By Travis Johnson

Foxtel has announced the principal cast for the upcoming TV event, Picnic at Hanging Rock, with Game of Thrones star Natalie Dormer taking the role of English headmistress Hester Appleyard.

She’ll be joined by French actress Lola Bessis (Cassandra, Swim Little Fish Swim) as Mademoiselle Dianne de Poitiers, mistress of French Conversation, Music and Dance; Yael Stone (Orange Is The New Black, Deep Water) as Miss Dora Lumley, mistress of Deportment and Bible Studies; Anna McGahan (The Doctor Blake Mysteries, Anzac Girls) as Miss Greta McCraw, mistress of Geography and Mathematics and Sibylla Budd (Tomorrow When The War Began, Winners & Losers) as Mrs Valange, mistress of Art and Literature.

The students of Appleyard college will include Lily Sullivan (Camp, Jungle) as Miranda Reid, Madeleine Madden (Tomorrow When The War Began, High Life) as Marion Quade, Samara Weaving (Monster Trucks, The Babysitter) as Irma Leopold, Ruby Rees (Miss Fisher’s Murder Mysteries) as Edith Horton and introducing Inez Curro as Sara Waybourne.

Other cast members include Don Hany, Harrison Gilbertson, James Hoare, Marcus Graham, Mark Coles Smith, Jonny Pasvolsky, Philip Quast, Emily Gruhl, John Flaus, Ros Gentle, Julie Nihill, Kaarin Fairfax, Randall Berger, Mayah Fredes, Alyssa Tuddenham, Kate Bradford, Bethany Whitmore, Markella Kavenagh, Felix Johnson, Ines English, Huw Higginson, Rob Jacobson and Kim Gyngell.

Based on Joan Lindsay’s classic novel, which in turn inspired the 1975 peter Weir film, Picnic at Hanging Rock centres on the turn of the century disappearance of three schoolgirls and one teacher at the titular monolith.

Foxtel Head of Drama Penny Win said, “The accomplished cast who have been secured for Picnic at Hanging Rock will give new forms to Joan Lindsay’s iconic characters as the actors take up the scripts our writers, Bea Christian and Alice Addison, have drawn from the provocative spirit of the original mystery.

“Though the story remains in 1900, Picnic at Hanging Rock will be 21st-century storytelling for the premium Foxtel drama audience.”

The six-part drama series will begin filming in Victoria this month.

 

Shares:
  • Michael Galieh
    Michael Galieh
    10 September 2017 at 11:19 pm

    Let’s hope they don’t butcher this take on the story by appealing to the political “diversity” narrative, claiming the girls at the school were all victims of Victorian era repression, oppression, depression, and overdression.
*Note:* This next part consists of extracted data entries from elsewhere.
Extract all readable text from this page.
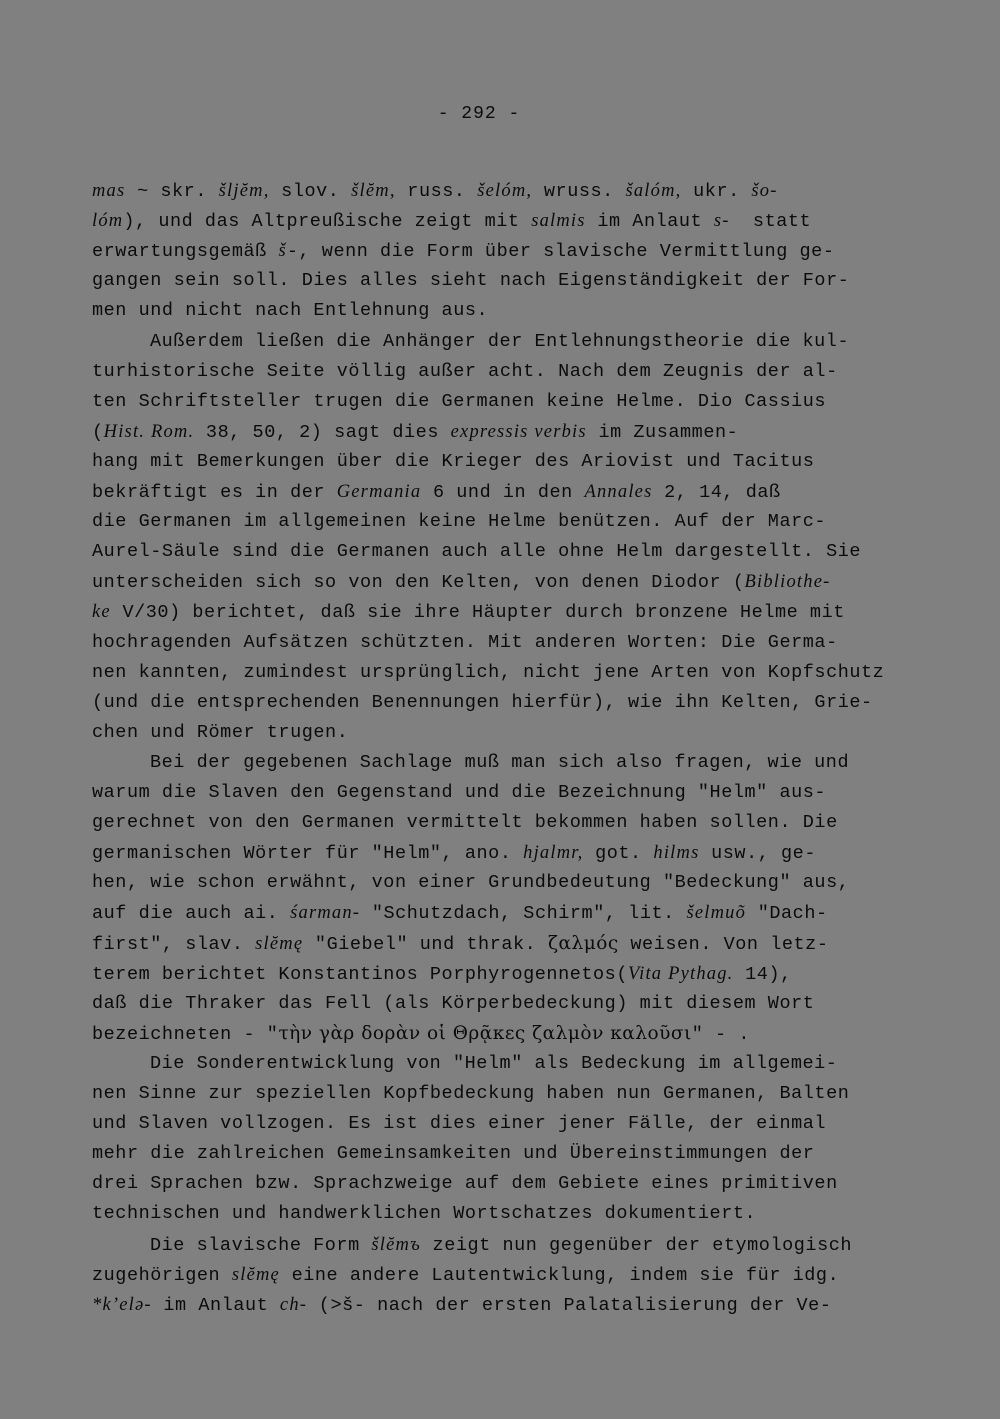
- 292 -
mas ~ skr. šljĕm, slov. šlĕm, russ. šelóm, wruss. šalóm, ukr. šo-
lóm), und das Altpreußische zeigt mit salmis im Anlaut s-  statt
erwartungsgemäß š-, wenn die Form über slavische Vermittlung ge-
gangen sein soll. Dies alles sieht nach Eigenständigkeit der For-
men und nicht nach Entlehnung aus.
Außerdem ließen die Anhänger der Entlehnungstheorie die kul-
turhistorische Seite völlig außer acht. Nach dem Zeugnis der al-
ten Schriftsteller trugen die Germanen keine Helme. Dio Cassius
(Hist. Rom. 38, 50, 2) sagt dies expressis verbis im Zusammen-
hang mit Bemerkungen über die Krieger des Ariovist und Tacitus
bekräftigt es in der Germania 6 und in den Annales 2, 14, daß
die Germanen im allgemeinen keine Helme benützen. Auf der Marc-
Aurel-Säule sind die Germanen auch alle ohne Helm dargestellt. Sie
unterscheiden sich so von den Kelten, von denen Diodor (Bibliothe-
ke V/30) berichtet, daß sie ihre Häupter durch bronzene Helme mit
hochragenden Aufsätzen schützten. Mit anderen Worten: Die Germa-
nen kannten, zumindest ursprünglich, nicht jene Arten von Kopfschutz
(und die entsprechenden Benennungen hierfür), wie ihn Kelten, Grie-
chen und Römer trugen.
Bei der gegebenen Sachlage muß man sich also fragen, wie und
warum die Slaven den Gegenstand und die Bezeichnung "Helm" aus-
gerechnet von den Germanen vermittelt bekommen haben sollen. Die
germanischen Wörter für "Helm", ano. hjalmr, got. hilms usw., ge-
hen, wie schon erwähnt, von einer Grundbedeutung "Bedeckung" aus,
auf die auch ai. śarman- "Schutzdach, Schirm", lit. šelmuõ "Dach-
first", slav. slĕmę "Giebel" und thrak. ζαλμός weisen. Von letz-
terem berichtet Konstantinos Porphyrogennetos(Vita Pythag. 14),
daß die Thraker das Fell (als Körperbedeckung) mit diesem Wort
bezeichneten - "τὴν γὰρ δορὰν οἱ Θρᾷκες ζαλμὸν καλοῦσι" - .
Die Sonderentwicklung von "Helm" als Bedeckung im allgemei-
nen Sinne zur speziellen Kopfbedeckung haben nun Germanen, Balten
und Slaven vollzogen. Es ist dies einer jener Fälle, der einmal
mehr die zahlreichen Gemeinsamkeiten und Übereinstimmungen der
drei Sprachen bzw. Sprachzweige auf dem Gebiete eines primitiven
technischen und handwerklichen Wortschatzes dokumentiert.
Die slavische Form šlĕmъ zeigt nun gegenüber der etymologisch
zugehörigen slĕmę eine andere Lautentwicklung, indem sie für idg.
*k’elə- im Anlaut ch- (>š- nach der ersten Palatalisierung der Ve-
That’s maybe 5% of the story, but if they mainly focus on that aspect of it, it will be yet another failed and boring remake of an excellent original. Please no!

    The 1975 movie stands on it’s own merit versus the book, in the same way Kubrick’s movie of 2001 A Space Odyssey stands on it own versus Clarke’s novel. Arguably both movies transcended the books they came from, though they owe their existence to them. Will this production live up to the Joan Lindsay book? I think it very well could. I’d be amazed if it could even come close to rivalling the atmospherics of the Peter Weir film though. That was a very unique film. We’ll find out soon enough.